Don’t mention the war

The US Ambassador came to College today, to give a talk to the Gates Scholars, and I sat in on the proceedings.

Robert Holmes Tuttle is a genial cove who apparently continues to be Co-Managing Partner of Tuttle-Click Automotive Group, described by the embassy as “one of the largest automobile dealer organizations in the United States”, while still representing his country. (Wonder what he does when questions about automobile emissions come up.) Mrs. Tuttle, a corporate lawyer, also came along and lent a touch of glamour to an otherwise drab occasion.

Tuttle’s talk was stupendously banal — partly a paen of praise to his country’s enlightened tax system (eh?), and partly a sermonette on the importance of giving (prompted in part, I guess, by the fact that most of his listeners were in Cambridge because of a huge benefaction made by Bill Gates to the university to establish the Gates Scholars scheme).

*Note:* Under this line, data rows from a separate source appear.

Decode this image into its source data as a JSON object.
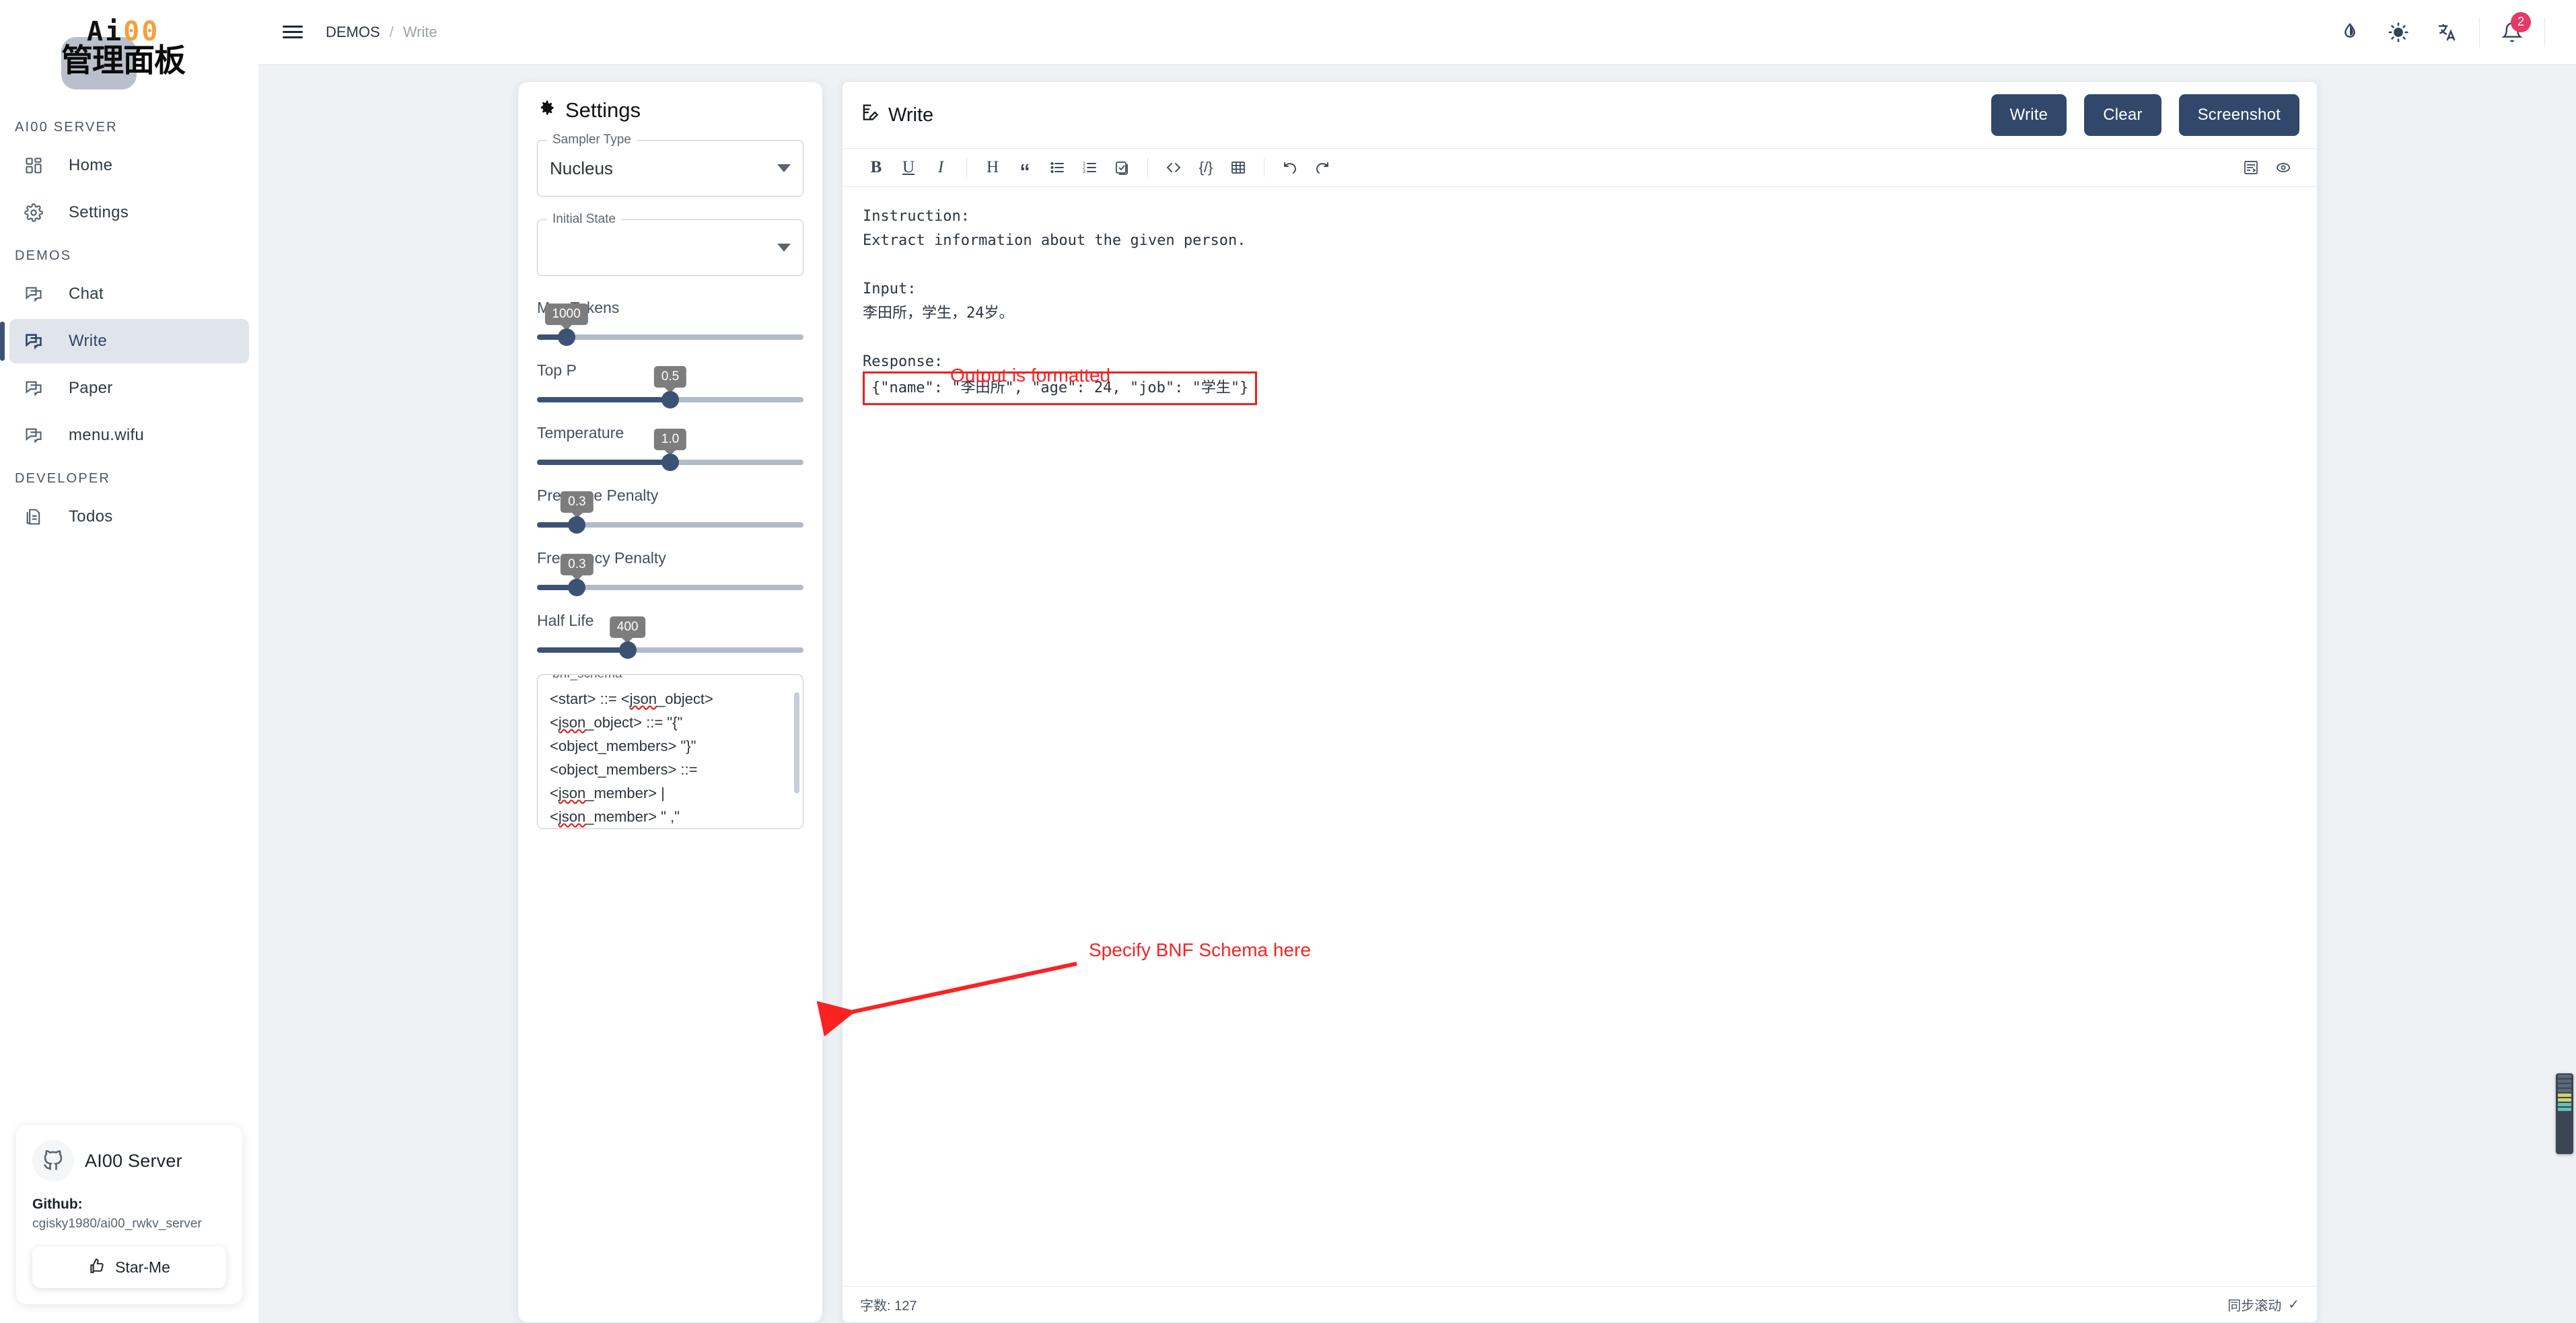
{
  "sidebar": {
    "logo": {
      "top_text_prefix": "Ai",
      "top_text_zeros": "00",
      "bottom_text": "管理面板"
    },
    "sections": [
      {
        "title": "AI00 SERVER",
        "items": [
          {
            "label": "Home",
            "icon": "dashboard-icon",
            "active": false
          },
          {
            "label": "Settings",
            "icon": "gear-icon",
            "active": false
          }
        ]
      },
      {
        "title": "DEMOS",
        "items": [
          {
            "label": "Chat",
            "icon": "chat-icon",
            "active": false
          },
          {
            "label": "Write",
            "icon": "chat-icon",
            "active": true
          },
          {
            "label": "Paper",
            "icon": "chat-icon",
            "active": false
          },
          {
            "label": "menu.wifu",
            "icon": "chat-icon",
            "active": false
          }
        ]
      },
      {
        "title": "DEVELOPER",
        "items": [
          {
            "label": "Todos",
            "icon": "document-icon",
            "active": false
          }
        ]
      }
    ],
    "github_card": {
      "title": "AI00 Server",
      "label": "Github:",
      "url": "cgisky1980/ai00_rwkv_server",
      "button": "Star-Me",
      "icon": "github-icon"
    }
  },
  "topbar": {
    "menu_icon": "hamburger-icon",
    "breadcrumb": {
      "parent": "DEMOS",
      "separator": "/",
      "current": "Write"
    },
    "icons": [
      {
        "name": "contrast-icon"
      },
      {
        "name": "brightness-icon"
      },
      {
        "name": "translate-icon"
      },
      {
        "name": "notification-bell-icon",
        "badge": "2"
      }
    ],
    "badge_color": "#e63963"
  },
  "settings": {
    "title": "Settings",
    "title_icon": "gear-icon",
    "sampler_type": {
      "label": "Sampler Type",
      "value": "Nucleus"
    },
    "initial_state": {
      "label": "Initial State",
      "value": ""
    },
    "sliders": [
      {
        "label": "Max Tokens",
        "value": "1000",
        "percent": 11
      },
      {
        "label": "Top P",
        "value": "0.5",
        "percent": 50
      },
      {
        "label": "Temperature",
        "value": "1.0",
        "percent": 50
      },
      {
        "label": "Presence Penalty",
        "value": "0.3",
        "percent": 15
      },
      {
        "label": "Frequency Penalty",
        "value": "0.3",
        "percent": 15
      },
      {
        "label": "Half Life",
        "value": "400",
        "percent": 34
      }
    ],
    "bnf": {
      "label": "bnf_schema",
      "lines": [
        "<start> ::= <json_object>",
        "<json_object> ::= \"{\"",
        "<object_members> \"}\"",
        "<object_members> ::=",
        "<json_member> |",
        "<json_member> \" ,\""
      ]
    },
    "accent_color": "#3c5275"
  },
  "write": {
    "title": "Write",
    "title_icon": "edit-document-icon",
    "buttons": [
      {
        "label": "Write",
        "name": "write-button"
      },
      {
        "label": "Clear",
        "name": "clear-button"
      },
      {
        "label": "Screenshot",
        "name": "screenshot-button"
      }
    ],
    "button_color": "#32486b",
    "toolbar": [
      {
        "name": "bold-icon",
        "glyph": "B"
      },
      {
        "name": "underline-icon",
        "glyph": "U"
      },
      {
        "name": "italic-icon",
        "glyph": "I"
      },
      {
        "name": "heading-icon",
        "glyph": "H"
      },
      {
        "name": "quote-icon",
        "glyph": "“"
      },
      {
        "name": "bullet-list-icon",
        "glyph": "☰"
      },
      {
        "name": "ordered-list-icon",
        "glyph": "☲"
      },
      {
        "name": "checklist-icon",
        "glyph": "☑"
      },
      {
        "name": "code-block-icon",
        "glyph": "‹›"
      },
      {
        "name": "inline-code-icon",
        "glyph": "{/}"
      },
      {
        "name": "table-icon",
        "glyph": "▦"
      },
      {
        "name": "undo-icon",
        "glyph": "↶"
      },
      {
        "name": "redo-icon",
        "glyph": "↷"
      }
    ],
    "toolbar_right": [
      {
        "name": "word-wrap-icon",
        "glyph": "≡"
      },
      {
        "name": "preview-eye-icon",
        "glyph": "◎"
      }
    ],
    "editor": {
      "lines": [
        "Instruction:",
        "Extract information about the given person.",
        "",
        "Input:",
        "李田所，学生，24岁。",
        "",
        "Response:"
      ],
      "highlighted_output": "{\"name\": \"李田所\", \"age\": 24, \"job\": \"学生\"}"
    },
    "footer": {
      "word_count": "字数: 127",
      "sync_scroll": "同步滚动",
      "sync_check": "✓"
    }
  },
  "annotations": {
    "output_note": "Output is formatted",
    "bnf_note": "Specify BNF Schema here",
    "color": "#fb2222"
  }
}
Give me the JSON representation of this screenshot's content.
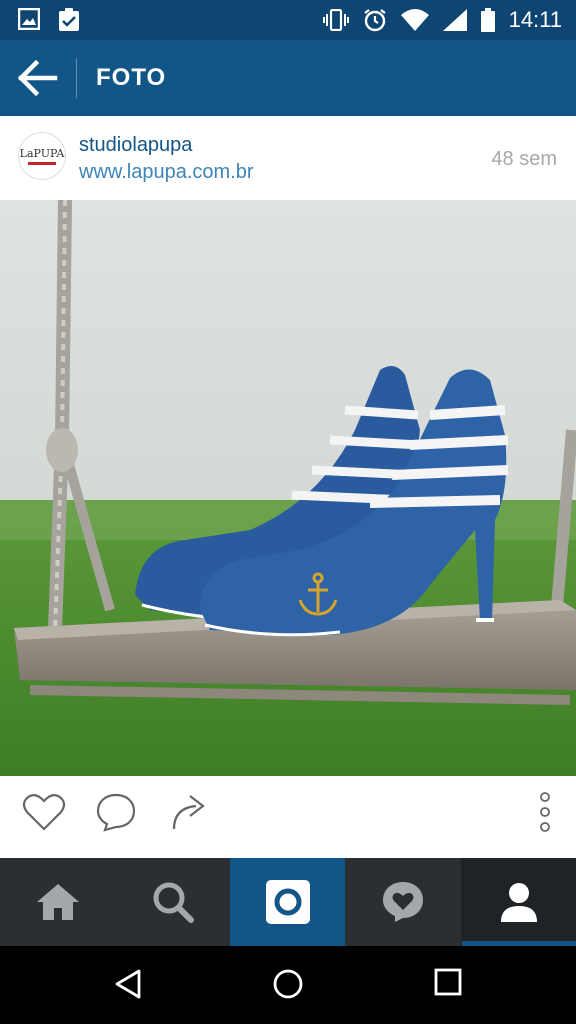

The Q&A session with the students was similarly banal. The questions were uniformly respectful and mostly vague. There was not a single mention of the war in Iraq. (John Cleese, where are you when we need you?) A question about anti-Americanism abroad was skilfully deflected by the Ambassador with anecdotal guff about how English visitors to the US are always overwhelmed by the hospitality and friendliness of the natives. He dealt rather well with a questioner who asked whether released US prisoners should have the right to vote (apparently they don’t), by explaining that sometimes there was a conflict between his personal views and the fact that he had to represent his government. Asked what he regarded as the two biggest problems facing the world, he replied “poverty and bad governance”, which I thought was a pretty intelligent answer — especially as I had expected him to trot out the party line about global terrorism.

As he gave his talk, a couple of thoughts came to mind. One was Ambrose Bierce’s definition of an ambassador as “a person who, having failed to secure an office from the people, is given one by the Administration on condition that he leave the country.” Mr Tuttle is a substantial donor to the Republican party, and served as Ronald Reagan’s Director of Personnel. The other thought was that this genial, agreeable chap is essentially the acceptable face of Rumsfeld, Cheney and all the other right-wing nutters who have driven the US into its current cul de sac. He is, in other words, the velvet glove for their mailed fist.